Confessions of a DC intern

June 10, 2000
My cubical at work
3:43 p.m.

Washington, D.C. is famous for being the city that runs on interns. Almost every company, political office, newspaper, law firm and any other business, profit and nonprofit alike, are constantly looking for interns.

I like to think I am somewhat of an interning (slave labor) connoisseur. Since spring semester of my freshman year until now, the summer before my senior year, I have held non-paying internships. Of course the rationale at first for working a non-paying internship is that it will be a great experience and the mere thrill of having a big name on your resum?. But take it from me, the thrill wears off quickly, very quickly.

The spring of my freshman year I became a White House intern. (Yeah, yeah, stop smirking. This was during the whole Lewinsky scandal and my roommate’s name was Monica so between the two of us I’ve heard every joke there is). I worked about twenty hours a week in the trade ambassador’s press office. I woke up at 5:30 a.m. three days a week and walked the two blocks from Thurston Hall to my office so I could sift through twelve of the country’s leading daily newspapers.

My job was to make a clips package of all stories relating to trade or the ambassador directly. I would cut out these articles, photocopy them into what would turn out to be around a thirty-page packet, make 56 copies of the packet and distribute it to people’s desks by 8 a.m. My office manager would always tell me how important these clips were and how much of a responsibility I held in the office, but I had my doubts.
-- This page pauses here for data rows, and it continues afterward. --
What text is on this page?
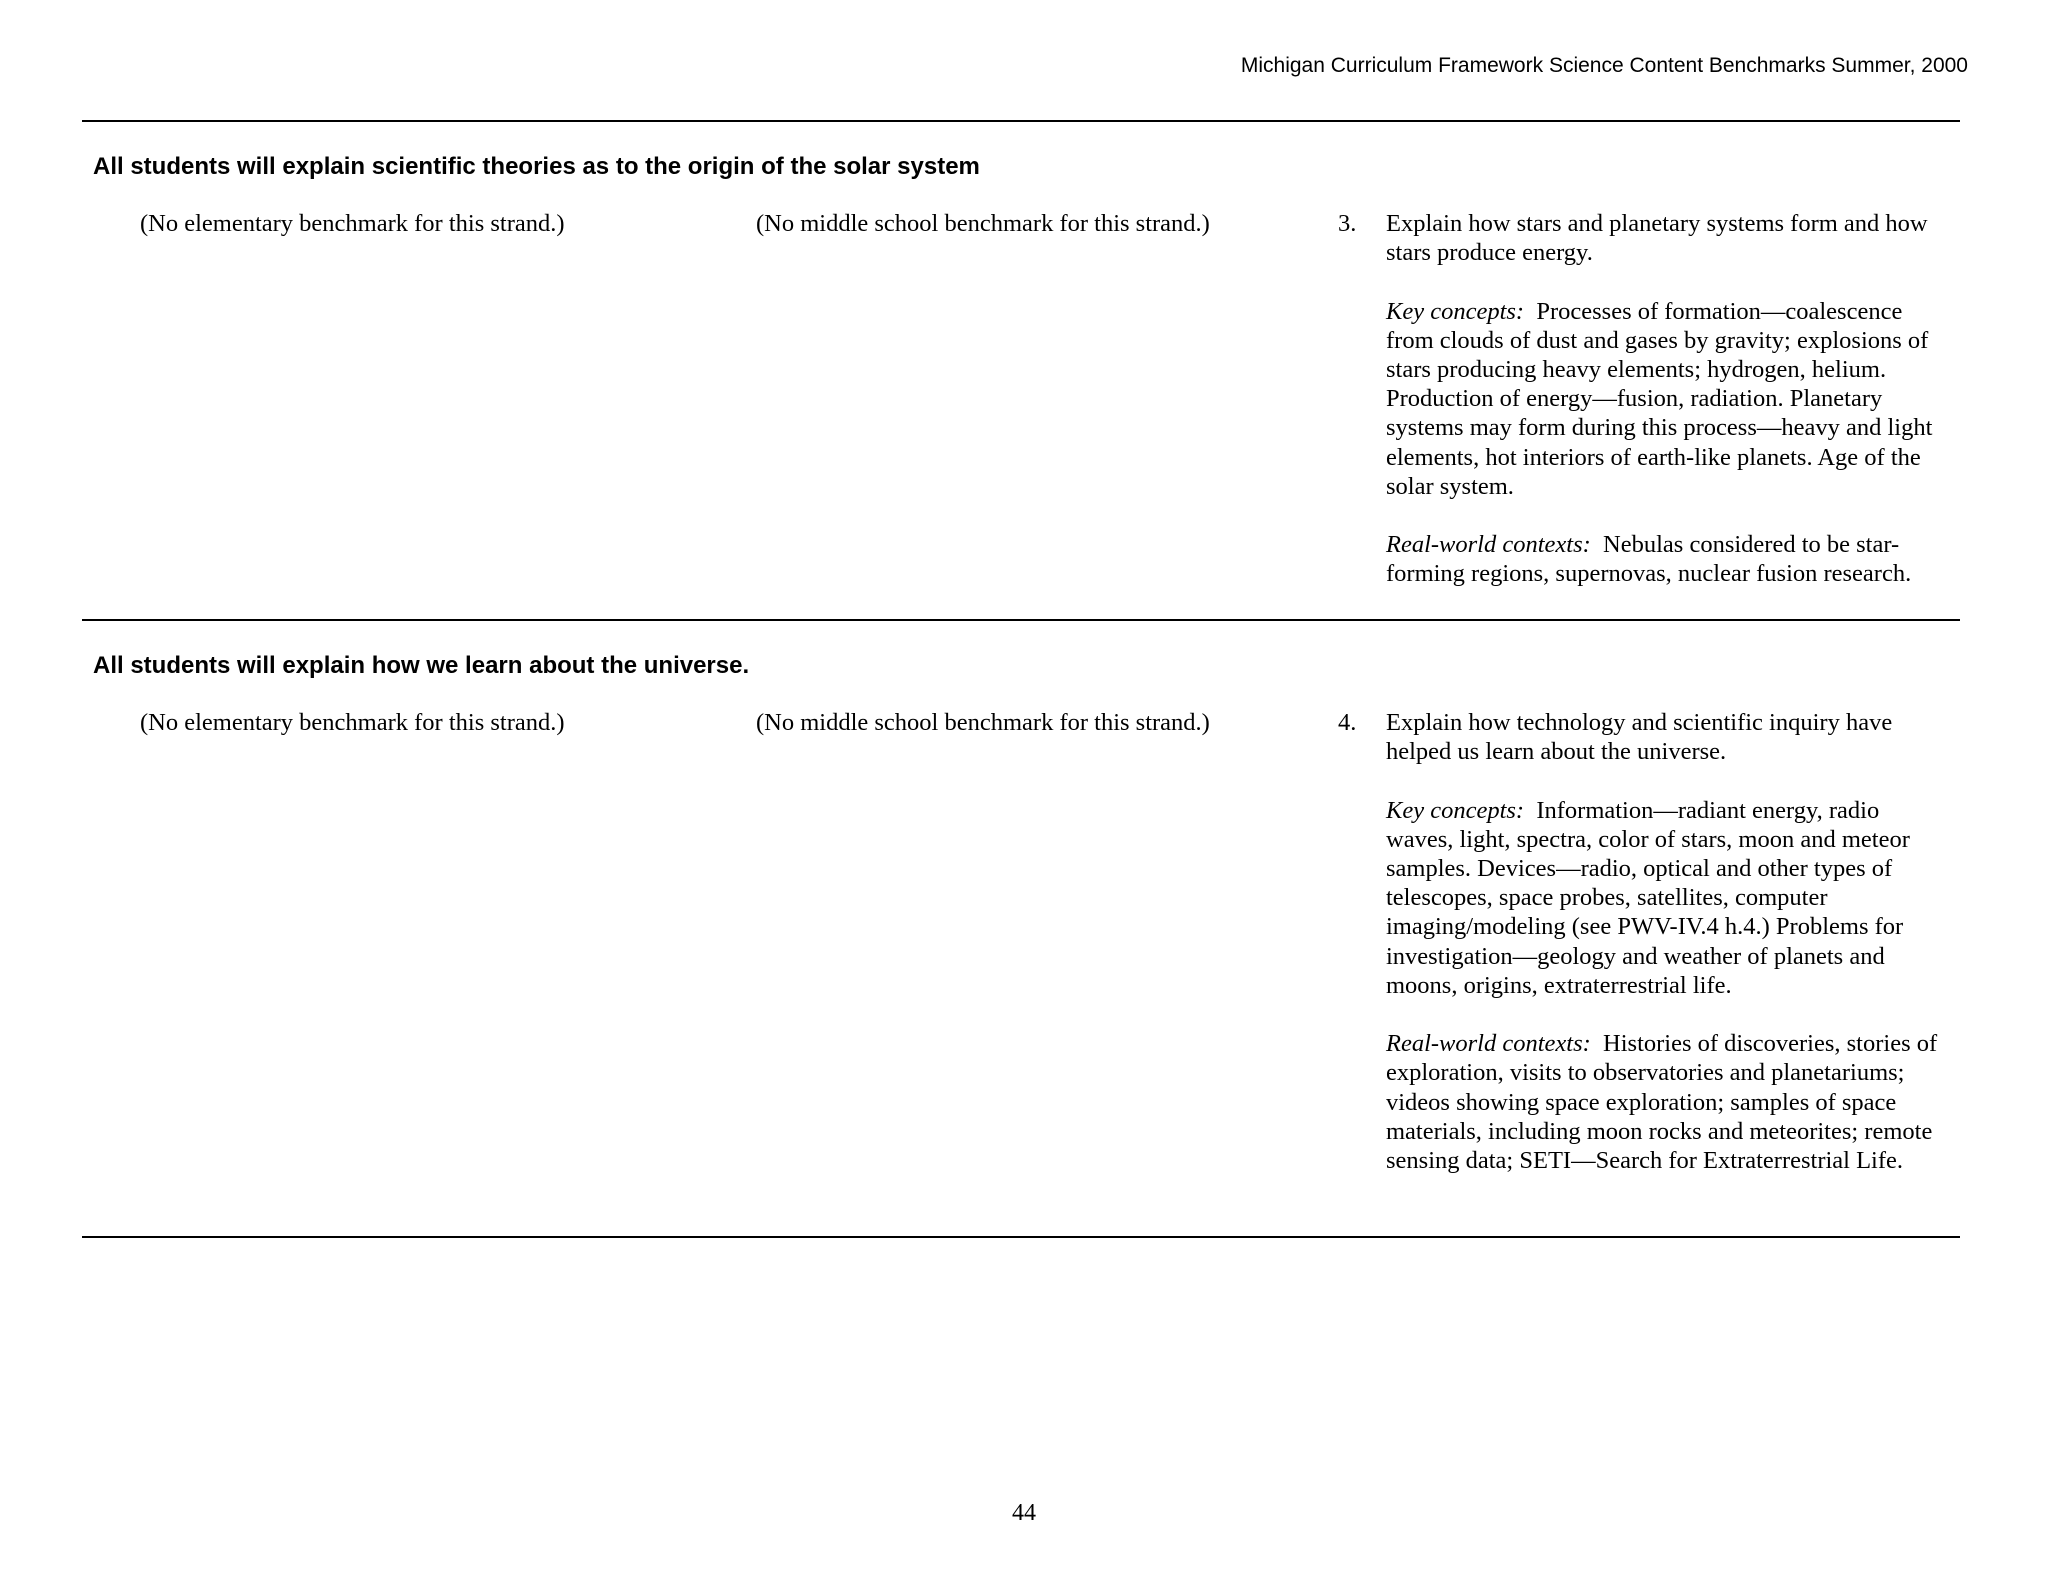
Michigan Curriculum Framework Science Content Benchmarks Summer, 2000
All students will explain scientific theories as to the origin of the solar system
(No elementary benchmark for this strand.)	(No middle school benchmark for this strand.)	3. Explain how stars and planetary systems form and how stars produce energy.

Key concepts: Processes of formation—coalescence from clouds of dust and gases by gravity; explosions of stars producing heavy elements; hydrogen, helium. Production of energy—fusion, radiation. Planetary systems may form during this process—heavy and light elements, hot interiors of earth-like planets. Age of the solar system.

Real-world contexts: Nebulas considered to be star-forming regions, supernovas, nuclear fusion research.

All students will explain how we learn about the universe.
(No elementary benchmark for this strand.)	(No middle school benchmark for this strand.)	4. Explain how technology and scientific inquiry have helped us learn about the universe.

Key concepts: Information—radiant energy, radio waves, light, spectra, color of stars, moon and meteor samples. Devices—radio, optical and other types of telescopes, space probes, satellites, computer imaging/modeling (see PWV-IV.4 h.4.) Problems for investigation—geology and weather of planets and moons, origins, extraterrestrial life.

Real-world contexts: Histories of discoveries, stories of exploration, visits to observatories and planetariums; videos showing space exploration; samples of space materials, including moon rocks and meteorites; remote sensing data; SETI—Search for Extraterrestrial Life.

44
After fighting with copying machines almost every morning and delivering these clips packages I would leave the office at 9 a.m. and head to my 9:30 a.m. and 11 a.m. classes. Later on in the day I would head back to the office to work for three more hours in the afternoon answering phones, proof reading press releases and other assorted activities.

While I had the internship I did enjoy it, but looking back now I can’t image what I was thinking. Some of the perks of the internship included meeting President Clinton, taking several White House tours and attending staff functions. At the end of my internship, I got a gold key chain adorned with the seal of the President of the United States. On the back is an engraved stamp of the president’s signature – it’s actually pretty cool. With this internship I also lost all interest I once had in politics.

This past semester I interned at C-SPAN. This internship I can say with out a doubt I hated and found to be a huge waste of my time. The main problem I had was that the responsibilities of what I would be doing were never clearly stated.

Originally, I was told that I would be working in the new media (online) department and that I would get to do some writing, which was my main goal. The internship coordinator told me that I really did not need to be HTML fluent, and boy was she wrong. The internship coordinator really had little knowledge of what the department would have me doing on a daily basis.

Throughout my stint at C-SPAN I did not do any writing. I encoded tapes and live feeds to be posted on the Website and did daily maintenance of the different pages of the site. Luckily, I was familiar with basic HTML coding so I managed okay.

Another problem of the internship was that they just did not have enough for me to do. I ended up surfing the web for half the day, checking my e-mail every 20 minutes and between doing projects that they thought would take hours, but really only took minutes. This internship again was non-paid. I actually lost money because I had to pay for Metro fare back and forth, but I did get college credit for it which is the only reason I did not quit after a couple of weeks.

I don’t mean to dishearten many of you out there who are coming to the city with high hopes of interning bliss. If anything, from my experiences I have learned that if you want an internship you should start looking early. Most fall internships have deadlines in May, spring internships have deadlines in January and some summer internships, because they are the most competitive, have deadlines in November and December.

If possible find an internship that is paid – they are out there – or do it for credit. It is also important to find out what your responsibilities will be up front and talk to your employer and let them know what you are trying to get out of the internship. If all the hiring is done through an internship coordinator, make sure to talk to your prospective department head and ask specific questions about your day-to-day tasks.

Finally, be picky. Don’t just settle for something because you did not get the internship you really wanted. If you do that you will just end up unhappy.